Persistence of, and the Potential Reasons for, Reduced Atmospheric CH4 Consumption by Temperate Forest Soils Under Elevated CO2

Atmospheric CO2 concentrations have increased an average of 1.65 ppmv per year over the past 19 years {to 2004; Keeling 2005}. The current atmospheric concentration is greater than 360 ppmv. That concentration is expected to continue to increase and, by the end of the present century, will exceed the pre-industrial concentration as much as 250%. Little is known about the influence of increasing concentrations of atmospheric CO2 on other biogeochemical cycles.

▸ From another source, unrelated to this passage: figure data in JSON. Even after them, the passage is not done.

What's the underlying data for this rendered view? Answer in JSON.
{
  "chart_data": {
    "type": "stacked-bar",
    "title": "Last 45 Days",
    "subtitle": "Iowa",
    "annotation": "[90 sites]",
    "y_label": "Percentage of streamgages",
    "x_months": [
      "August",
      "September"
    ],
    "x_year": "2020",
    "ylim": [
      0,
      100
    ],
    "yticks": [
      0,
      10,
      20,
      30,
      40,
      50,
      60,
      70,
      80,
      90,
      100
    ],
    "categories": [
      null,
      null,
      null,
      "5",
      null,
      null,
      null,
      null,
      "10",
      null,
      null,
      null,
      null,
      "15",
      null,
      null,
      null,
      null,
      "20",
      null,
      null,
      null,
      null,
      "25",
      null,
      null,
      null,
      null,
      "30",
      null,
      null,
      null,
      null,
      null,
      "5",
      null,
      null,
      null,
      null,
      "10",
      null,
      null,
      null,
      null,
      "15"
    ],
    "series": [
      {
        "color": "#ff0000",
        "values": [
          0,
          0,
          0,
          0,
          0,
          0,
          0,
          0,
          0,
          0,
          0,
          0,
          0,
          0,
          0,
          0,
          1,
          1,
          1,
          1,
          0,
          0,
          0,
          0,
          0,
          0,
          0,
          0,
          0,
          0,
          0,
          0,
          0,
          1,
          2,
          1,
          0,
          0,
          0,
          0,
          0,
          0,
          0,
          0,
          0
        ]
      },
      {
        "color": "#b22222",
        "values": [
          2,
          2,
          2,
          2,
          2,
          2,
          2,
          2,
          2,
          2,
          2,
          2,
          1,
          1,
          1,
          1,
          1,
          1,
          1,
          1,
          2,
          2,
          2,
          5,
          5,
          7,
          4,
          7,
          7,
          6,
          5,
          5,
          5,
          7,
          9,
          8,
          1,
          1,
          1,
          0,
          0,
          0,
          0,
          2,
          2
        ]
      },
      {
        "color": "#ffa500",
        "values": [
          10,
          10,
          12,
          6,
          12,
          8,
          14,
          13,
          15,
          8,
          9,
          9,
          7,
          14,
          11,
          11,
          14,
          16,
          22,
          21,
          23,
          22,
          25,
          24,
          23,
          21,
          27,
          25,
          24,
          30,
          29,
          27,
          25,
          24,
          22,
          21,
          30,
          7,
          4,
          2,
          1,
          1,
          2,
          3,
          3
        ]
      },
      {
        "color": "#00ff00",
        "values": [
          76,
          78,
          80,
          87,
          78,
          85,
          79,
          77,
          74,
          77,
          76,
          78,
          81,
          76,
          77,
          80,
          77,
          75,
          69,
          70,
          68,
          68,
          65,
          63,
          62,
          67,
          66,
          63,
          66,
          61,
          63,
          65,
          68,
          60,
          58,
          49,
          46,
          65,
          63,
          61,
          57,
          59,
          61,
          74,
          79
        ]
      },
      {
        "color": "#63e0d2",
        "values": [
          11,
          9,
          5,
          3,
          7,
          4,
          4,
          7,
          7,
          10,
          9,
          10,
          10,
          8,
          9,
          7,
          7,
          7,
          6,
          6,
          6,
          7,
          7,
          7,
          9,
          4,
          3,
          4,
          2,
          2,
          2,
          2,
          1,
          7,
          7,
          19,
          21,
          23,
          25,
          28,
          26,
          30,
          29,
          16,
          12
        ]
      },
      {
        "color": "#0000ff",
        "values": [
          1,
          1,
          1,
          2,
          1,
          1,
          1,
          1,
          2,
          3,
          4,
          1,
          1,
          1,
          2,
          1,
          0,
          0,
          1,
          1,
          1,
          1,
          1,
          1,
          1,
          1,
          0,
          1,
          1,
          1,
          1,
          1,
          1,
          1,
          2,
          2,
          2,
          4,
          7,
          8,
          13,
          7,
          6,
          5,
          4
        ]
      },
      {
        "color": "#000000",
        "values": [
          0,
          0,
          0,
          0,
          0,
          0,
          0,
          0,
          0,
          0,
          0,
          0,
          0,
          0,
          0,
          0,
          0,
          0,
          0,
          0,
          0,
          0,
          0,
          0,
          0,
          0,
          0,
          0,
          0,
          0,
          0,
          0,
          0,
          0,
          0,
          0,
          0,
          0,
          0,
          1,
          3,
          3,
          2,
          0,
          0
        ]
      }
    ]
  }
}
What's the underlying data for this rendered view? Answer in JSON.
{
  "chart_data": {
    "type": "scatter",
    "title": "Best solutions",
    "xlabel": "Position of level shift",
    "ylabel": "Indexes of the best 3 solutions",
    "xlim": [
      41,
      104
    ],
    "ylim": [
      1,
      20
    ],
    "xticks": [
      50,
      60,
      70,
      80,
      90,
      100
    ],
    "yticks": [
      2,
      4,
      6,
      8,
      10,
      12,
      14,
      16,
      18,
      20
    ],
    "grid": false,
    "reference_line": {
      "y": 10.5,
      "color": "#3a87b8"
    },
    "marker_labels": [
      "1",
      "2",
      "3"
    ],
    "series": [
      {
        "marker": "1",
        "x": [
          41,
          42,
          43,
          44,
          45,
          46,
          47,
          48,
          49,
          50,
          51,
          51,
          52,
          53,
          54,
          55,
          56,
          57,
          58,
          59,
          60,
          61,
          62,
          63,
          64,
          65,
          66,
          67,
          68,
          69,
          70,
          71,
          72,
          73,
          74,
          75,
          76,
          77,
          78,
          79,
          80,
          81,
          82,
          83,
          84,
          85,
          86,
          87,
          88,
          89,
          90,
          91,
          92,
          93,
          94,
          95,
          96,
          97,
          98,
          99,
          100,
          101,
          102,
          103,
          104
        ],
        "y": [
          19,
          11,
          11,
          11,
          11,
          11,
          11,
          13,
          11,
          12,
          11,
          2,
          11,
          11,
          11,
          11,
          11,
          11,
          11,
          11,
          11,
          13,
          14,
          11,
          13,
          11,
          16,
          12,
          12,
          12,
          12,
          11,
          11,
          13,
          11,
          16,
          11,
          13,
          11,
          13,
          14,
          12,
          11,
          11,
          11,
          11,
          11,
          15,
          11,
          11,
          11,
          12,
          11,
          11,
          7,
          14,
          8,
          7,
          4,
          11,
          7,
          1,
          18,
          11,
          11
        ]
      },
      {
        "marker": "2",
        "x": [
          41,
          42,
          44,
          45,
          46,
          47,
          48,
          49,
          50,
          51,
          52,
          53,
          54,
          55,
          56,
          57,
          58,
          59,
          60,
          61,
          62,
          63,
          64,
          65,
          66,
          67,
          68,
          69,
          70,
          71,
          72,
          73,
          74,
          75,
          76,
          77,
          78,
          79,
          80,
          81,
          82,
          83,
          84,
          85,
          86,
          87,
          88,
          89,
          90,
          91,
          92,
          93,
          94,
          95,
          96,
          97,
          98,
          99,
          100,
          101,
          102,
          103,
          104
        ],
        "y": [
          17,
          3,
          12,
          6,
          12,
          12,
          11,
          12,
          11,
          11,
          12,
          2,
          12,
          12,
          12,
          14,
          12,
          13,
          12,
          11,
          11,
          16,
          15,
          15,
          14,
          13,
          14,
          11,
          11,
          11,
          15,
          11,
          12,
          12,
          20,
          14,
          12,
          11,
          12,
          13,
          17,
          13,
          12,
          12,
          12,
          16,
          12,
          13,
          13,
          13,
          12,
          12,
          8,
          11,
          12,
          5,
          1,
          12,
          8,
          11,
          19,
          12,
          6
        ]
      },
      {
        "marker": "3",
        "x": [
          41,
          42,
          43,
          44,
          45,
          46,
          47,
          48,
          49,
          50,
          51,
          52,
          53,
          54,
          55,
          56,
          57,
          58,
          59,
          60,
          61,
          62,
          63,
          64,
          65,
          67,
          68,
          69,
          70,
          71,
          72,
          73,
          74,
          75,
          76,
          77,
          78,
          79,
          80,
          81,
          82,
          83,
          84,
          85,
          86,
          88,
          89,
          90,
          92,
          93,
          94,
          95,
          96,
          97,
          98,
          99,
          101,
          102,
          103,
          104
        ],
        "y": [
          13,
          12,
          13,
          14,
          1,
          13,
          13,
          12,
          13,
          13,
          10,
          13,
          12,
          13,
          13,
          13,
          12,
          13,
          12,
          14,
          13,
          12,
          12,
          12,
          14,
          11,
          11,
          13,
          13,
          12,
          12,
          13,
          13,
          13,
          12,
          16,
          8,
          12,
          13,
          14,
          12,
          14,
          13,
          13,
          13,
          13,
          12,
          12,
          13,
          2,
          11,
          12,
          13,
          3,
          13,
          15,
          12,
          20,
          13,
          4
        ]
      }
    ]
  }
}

In a two-year study, Phillips et al.{2001a,b} reported a 17 {yr 2} to 30% {yr 1} decrease in atmospheric CH4 consumption by soils in CO2-enriched plots in a temperate loblolly pine {Pinus taeda} forest, although the reason for the decline was unclear. It is uncertain whether decreased atmospheric CH4 consumption represents a transient or sustained response of forest-soil systems to elevated CO2. The overall objectives of this research are to investigate the persistence of the previously observed decline in atmospheric methane consumption by loblolly pine {Pinus taeda} forest soils under elevated CO2, and to evaluate the reasons for the negative feedback of increased atmospheric CO2 on soil CH4 consumption. More specifically, field observations, and laboratory and field experiments have been employed between elevated and ambient CO2 treatments; identify differences in the chemical composition of forest plant exudates between elevated and ambient CO2 treatments that affect net CH4 consumption; and qualitatively and quantitatively compare the methane oxidizer and producer communities between elevated and ambient CO2 treatments. We report here the findings of the first two years of this three-year study.